Die angekündigte Wetterverschärfung erreicht Kiel an diesem Freitag (4. September). Tiefdruckgebiete und ihre Ausläufer sorgen nach Angaben des Deutschen Wetterdienstes (DWD) in Schleswig-Holstein für wechselhaftes und teils stürmisches Wetter.

Ab dem Vormittag frischt der Wind auch im Binnenland und an der Ostsee deutlich auf. Der DWD erwartet dort Windböen um 55 km/h. Vereinzelt sind stürmische Böen um 65 km/h möglich.

Am Nachmittag können vor allem in Schauernähe noch kräftigere Böen auftreten. An den Küsten bleibt der Wind auch am Abend länger ein Thema.

Gleichzeitig fällt in Kiel Regen. Die DWD-Stationsprognose weist für die Landeshauptstadt bereits am Morgen Regen aus.

Bis zu 50 Liter Regen in Schleswig-Holstein

Deutlich größere Regenmengen sind vor allem für den Süden Schleswig-Holsteins und den Raum Hamburg möglich. Dort rechnet der DWD zeitweise mit Starkregen zwischen 20 und 35 Litern pro Quadratmeter innerhalb von sechs Stunden.

Vereinzelt sind sogar Mengen bis 50 Liter pro Quadratmeter in sechs Stunden nicht ganz ausgeschlossen. Der Wetterdienst ordnet solche Spitzenwerte als mögliche Unwetterlage ein.

Für Kiel selbst sind diese 50 Liter allerdings nicht prognostiziert. Die höchsten Regenmengen gelten ausdrücklich für den Süden des Landes und den Raum Hamburg.

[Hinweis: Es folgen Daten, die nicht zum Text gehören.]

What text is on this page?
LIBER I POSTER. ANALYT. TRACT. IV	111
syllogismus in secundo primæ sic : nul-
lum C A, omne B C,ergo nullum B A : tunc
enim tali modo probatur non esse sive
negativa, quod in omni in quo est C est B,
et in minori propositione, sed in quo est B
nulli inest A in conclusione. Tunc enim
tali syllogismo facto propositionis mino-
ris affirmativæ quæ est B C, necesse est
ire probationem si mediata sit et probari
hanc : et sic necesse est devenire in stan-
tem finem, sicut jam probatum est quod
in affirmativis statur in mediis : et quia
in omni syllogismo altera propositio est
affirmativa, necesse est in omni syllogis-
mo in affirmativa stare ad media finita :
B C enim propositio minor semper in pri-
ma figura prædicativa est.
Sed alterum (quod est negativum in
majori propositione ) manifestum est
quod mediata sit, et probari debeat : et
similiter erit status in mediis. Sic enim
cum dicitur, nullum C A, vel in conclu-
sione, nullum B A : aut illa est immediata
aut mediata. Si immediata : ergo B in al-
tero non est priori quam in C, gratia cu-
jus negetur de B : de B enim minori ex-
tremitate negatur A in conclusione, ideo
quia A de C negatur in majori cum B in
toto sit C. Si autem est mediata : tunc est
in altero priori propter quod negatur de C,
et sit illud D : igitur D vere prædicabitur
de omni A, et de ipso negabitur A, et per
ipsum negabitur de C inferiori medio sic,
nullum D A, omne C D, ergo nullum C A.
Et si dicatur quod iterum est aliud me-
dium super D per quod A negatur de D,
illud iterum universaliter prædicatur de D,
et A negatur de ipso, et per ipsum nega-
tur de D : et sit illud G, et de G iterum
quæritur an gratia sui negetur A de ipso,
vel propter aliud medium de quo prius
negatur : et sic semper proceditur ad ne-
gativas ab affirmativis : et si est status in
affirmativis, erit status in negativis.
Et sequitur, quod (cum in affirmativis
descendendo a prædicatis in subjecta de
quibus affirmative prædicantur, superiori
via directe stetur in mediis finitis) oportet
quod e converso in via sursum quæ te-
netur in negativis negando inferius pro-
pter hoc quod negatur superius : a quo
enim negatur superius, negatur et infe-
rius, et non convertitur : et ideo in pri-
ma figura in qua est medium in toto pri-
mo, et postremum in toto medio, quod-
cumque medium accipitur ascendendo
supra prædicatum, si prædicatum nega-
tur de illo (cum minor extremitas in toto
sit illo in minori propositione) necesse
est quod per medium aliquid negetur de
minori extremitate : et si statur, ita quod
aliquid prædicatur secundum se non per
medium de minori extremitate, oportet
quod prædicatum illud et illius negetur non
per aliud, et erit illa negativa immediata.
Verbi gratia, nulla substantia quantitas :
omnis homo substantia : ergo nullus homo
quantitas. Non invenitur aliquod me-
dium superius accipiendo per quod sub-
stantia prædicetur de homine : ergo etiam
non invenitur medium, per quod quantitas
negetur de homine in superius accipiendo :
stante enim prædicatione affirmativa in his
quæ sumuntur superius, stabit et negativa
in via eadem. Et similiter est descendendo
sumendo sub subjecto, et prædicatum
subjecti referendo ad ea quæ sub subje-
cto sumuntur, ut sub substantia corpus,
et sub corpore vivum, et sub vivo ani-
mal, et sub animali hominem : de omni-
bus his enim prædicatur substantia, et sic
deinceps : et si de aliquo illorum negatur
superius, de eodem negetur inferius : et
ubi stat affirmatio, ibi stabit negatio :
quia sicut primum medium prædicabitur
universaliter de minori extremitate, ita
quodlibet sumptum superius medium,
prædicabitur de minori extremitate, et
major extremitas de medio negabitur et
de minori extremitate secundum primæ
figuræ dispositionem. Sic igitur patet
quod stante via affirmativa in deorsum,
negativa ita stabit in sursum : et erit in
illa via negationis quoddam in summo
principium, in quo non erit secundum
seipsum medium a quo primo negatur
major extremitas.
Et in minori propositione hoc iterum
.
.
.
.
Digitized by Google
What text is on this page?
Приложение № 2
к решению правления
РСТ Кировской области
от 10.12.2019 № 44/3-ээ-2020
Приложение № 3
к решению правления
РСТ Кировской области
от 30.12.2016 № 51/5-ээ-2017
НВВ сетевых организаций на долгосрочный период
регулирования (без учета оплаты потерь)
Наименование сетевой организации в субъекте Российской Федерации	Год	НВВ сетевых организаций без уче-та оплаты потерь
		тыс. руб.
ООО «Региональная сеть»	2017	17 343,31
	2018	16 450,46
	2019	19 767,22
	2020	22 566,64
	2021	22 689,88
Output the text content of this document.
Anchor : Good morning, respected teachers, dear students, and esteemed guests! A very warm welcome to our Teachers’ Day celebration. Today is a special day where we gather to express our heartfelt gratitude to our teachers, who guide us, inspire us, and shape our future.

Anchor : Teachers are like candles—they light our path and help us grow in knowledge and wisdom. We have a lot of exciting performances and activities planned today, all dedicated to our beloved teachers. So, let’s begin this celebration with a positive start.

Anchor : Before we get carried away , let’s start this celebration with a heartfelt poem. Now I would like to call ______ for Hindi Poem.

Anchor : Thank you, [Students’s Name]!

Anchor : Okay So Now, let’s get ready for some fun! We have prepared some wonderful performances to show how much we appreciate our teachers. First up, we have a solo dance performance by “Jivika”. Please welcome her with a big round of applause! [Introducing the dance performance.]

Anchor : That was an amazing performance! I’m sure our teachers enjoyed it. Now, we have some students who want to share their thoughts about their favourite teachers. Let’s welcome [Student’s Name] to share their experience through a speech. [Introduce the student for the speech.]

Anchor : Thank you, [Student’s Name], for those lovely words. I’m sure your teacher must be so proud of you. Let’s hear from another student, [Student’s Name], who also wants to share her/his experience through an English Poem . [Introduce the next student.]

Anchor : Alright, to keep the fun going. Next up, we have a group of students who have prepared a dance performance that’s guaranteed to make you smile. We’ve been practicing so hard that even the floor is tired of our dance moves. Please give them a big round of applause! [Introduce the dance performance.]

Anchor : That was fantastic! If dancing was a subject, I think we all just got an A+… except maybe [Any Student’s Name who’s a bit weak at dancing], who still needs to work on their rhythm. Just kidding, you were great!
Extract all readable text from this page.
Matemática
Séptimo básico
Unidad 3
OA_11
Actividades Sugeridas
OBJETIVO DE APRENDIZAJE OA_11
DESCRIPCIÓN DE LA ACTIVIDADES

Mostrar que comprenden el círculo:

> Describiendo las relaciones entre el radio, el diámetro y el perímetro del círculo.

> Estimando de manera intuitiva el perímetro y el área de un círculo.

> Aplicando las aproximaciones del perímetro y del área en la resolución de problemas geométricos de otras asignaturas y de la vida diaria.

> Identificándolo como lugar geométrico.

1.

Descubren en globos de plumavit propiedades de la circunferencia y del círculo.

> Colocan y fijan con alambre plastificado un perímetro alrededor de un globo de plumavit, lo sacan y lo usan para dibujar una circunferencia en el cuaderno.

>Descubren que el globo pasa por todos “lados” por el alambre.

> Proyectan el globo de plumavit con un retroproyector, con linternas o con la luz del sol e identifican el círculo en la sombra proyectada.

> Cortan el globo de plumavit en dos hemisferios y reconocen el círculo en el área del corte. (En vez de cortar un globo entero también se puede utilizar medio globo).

Zusätzlich sind am Freitag einzelne starke Gewitter möglich. Der DWD hält dabei Starkregen um 20 Liter pro Quadratmeter innerhalb einer Stunde, kleinen Hagel und Sturmböen um 85 km/h für möglich. Die Wahrscheinlichkeit solcher kräftigen Gewitter stuft der Wetterdienst allerdings als gering ein.

Am Abend lässt der Wind im Binnenland zeitweise nach. An den Küsten bleibt es dagegen länger windig.

Auch am Samstag bleibt das Wetter unruhig: Der Wind greift tagsüber erneut auf das Binnenland über. Vor allem im äußersten Norden Schleswig-Holsteins sind dann lokal kurze starke Gewitter mit Sturmböen um 80 km/h und kleinem Hagel möglich.